European countries, however, actively deport undocumented migrants. Germany is pushing forward a law allowing for expedited deportations of immigrants who fail to establish asylum claims, and even making it a crime to inform migrants of pending deportations. France has called for more deportations across Europe while expediting its own deportations. Other nations already expedite deportations or are moving toward that.
Full health benefits
Every candidate, when asked about health care for the undocumented, agreed to providing full medical benefits under ObamaCare. Estimates place the cost of medical care for the undocumented at nearly $20 billion a year through emergency Medicare payments and other federal funding. Estimates on the costs of expanding that to fully cover all 11 million or more undocumented persons, run into the hundreds of billions of dollars. By pursuing such a change, the candidates are at odds with Obama, who not only deported a record number of immigrants during his two terms but rejected the case that ObamaCare would cover the undocumented.

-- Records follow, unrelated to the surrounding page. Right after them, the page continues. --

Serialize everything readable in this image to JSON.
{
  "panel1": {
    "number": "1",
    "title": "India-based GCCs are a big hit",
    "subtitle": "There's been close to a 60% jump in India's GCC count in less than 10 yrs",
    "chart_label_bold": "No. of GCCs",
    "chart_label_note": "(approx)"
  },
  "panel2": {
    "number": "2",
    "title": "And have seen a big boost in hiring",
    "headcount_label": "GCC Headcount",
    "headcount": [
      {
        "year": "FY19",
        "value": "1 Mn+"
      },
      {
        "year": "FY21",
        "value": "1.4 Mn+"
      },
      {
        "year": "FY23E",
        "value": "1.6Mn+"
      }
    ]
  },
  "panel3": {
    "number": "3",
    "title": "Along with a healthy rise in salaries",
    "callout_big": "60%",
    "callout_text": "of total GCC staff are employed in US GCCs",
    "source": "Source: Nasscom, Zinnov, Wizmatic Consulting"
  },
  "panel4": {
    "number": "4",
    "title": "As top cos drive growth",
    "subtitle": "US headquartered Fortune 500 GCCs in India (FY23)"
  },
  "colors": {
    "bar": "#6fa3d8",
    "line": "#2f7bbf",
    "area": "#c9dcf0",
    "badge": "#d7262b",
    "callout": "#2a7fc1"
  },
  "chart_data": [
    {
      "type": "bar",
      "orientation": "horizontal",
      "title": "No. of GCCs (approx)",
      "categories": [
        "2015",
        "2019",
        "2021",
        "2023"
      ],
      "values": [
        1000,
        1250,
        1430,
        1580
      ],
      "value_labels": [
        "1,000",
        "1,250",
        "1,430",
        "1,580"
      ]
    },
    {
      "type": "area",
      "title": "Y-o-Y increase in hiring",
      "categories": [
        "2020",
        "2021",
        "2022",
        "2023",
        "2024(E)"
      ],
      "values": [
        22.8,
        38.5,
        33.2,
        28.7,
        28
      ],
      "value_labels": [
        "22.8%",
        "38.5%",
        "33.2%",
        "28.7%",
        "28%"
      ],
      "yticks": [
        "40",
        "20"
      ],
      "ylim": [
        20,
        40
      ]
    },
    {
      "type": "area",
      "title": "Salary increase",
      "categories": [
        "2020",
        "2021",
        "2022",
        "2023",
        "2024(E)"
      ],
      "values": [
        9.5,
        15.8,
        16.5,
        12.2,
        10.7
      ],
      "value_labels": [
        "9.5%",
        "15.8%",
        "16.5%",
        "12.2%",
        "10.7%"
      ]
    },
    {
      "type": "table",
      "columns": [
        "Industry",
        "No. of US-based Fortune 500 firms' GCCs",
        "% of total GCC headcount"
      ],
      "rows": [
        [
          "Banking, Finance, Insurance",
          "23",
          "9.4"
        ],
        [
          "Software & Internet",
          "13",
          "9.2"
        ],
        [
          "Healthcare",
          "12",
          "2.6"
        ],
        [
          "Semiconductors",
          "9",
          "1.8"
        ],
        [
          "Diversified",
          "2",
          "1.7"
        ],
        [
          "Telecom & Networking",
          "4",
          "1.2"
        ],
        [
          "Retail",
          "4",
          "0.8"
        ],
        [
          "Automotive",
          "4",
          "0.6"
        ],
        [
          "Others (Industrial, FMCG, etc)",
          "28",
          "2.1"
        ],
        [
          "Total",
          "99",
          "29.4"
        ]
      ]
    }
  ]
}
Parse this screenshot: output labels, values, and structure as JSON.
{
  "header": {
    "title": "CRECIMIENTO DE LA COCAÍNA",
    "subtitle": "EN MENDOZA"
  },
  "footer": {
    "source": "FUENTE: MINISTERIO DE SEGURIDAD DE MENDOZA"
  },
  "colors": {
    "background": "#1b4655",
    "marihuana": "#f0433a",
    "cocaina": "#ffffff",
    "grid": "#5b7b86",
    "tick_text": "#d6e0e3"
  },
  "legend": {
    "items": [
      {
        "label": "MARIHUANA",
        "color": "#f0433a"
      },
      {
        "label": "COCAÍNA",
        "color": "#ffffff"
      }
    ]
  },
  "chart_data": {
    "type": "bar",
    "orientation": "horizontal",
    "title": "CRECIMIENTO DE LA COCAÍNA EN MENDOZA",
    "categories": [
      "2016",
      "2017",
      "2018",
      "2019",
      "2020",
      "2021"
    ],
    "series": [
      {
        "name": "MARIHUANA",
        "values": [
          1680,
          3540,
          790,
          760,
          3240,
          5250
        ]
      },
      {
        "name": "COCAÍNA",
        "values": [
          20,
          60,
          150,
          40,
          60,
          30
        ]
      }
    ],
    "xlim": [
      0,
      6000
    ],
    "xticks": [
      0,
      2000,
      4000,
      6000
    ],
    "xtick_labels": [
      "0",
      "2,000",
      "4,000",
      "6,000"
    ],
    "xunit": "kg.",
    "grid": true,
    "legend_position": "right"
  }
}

All of the candidates have supported birthright citizenship for children of undocumented persons. Yet, a national pollshows that less than half of Americans at 48 percent support such citizenship for the children of those living here illegally. The support rises significantly for noncitizens here legally. Although rarely reported, the United States is in a minority of some 30 countries that recognize such birthright citizenship. The “jus soli” rule of right of soil is rejected by our closest allies in Europe and most other countries that follow the “jus sanguinis” rule of right of blood.
The current position of Democratic candidates on this also contradicts prior positions of party leadership. In 1993, former Senator Harry Reid introduced legislation to limit birthright citizenship to the children of American citizens and legal residents. Then there remains an unresolved question of constitutional law on whether such citizenship is guaranteed under the 14th Amendment. If so, then a constitutional amendment would be required for the United States to join most of the world in rejecting claims that birth on American soil makes a child an American citizen.
Democrats have also favored drivers licenses, state scholarships, and even some voting rights for undocumented persons. At the same time, they oppose a move by the Trump administration to give favored status to immigrants with needed skills, such as doctors, in securing citizenship. This is a policy widely practiced in Europe and other countries. Together, the aggregate of all these policies would make the United States one of the most open and permissive countries for undocumented migrants.
Trump and the Democratic candidates now appear locked into positions on the extremes of immigration policy. In the middle of this battle are the voters, who will be asked to decide not just on the next president but on the very meaning of and conditions for American citizenship in this era.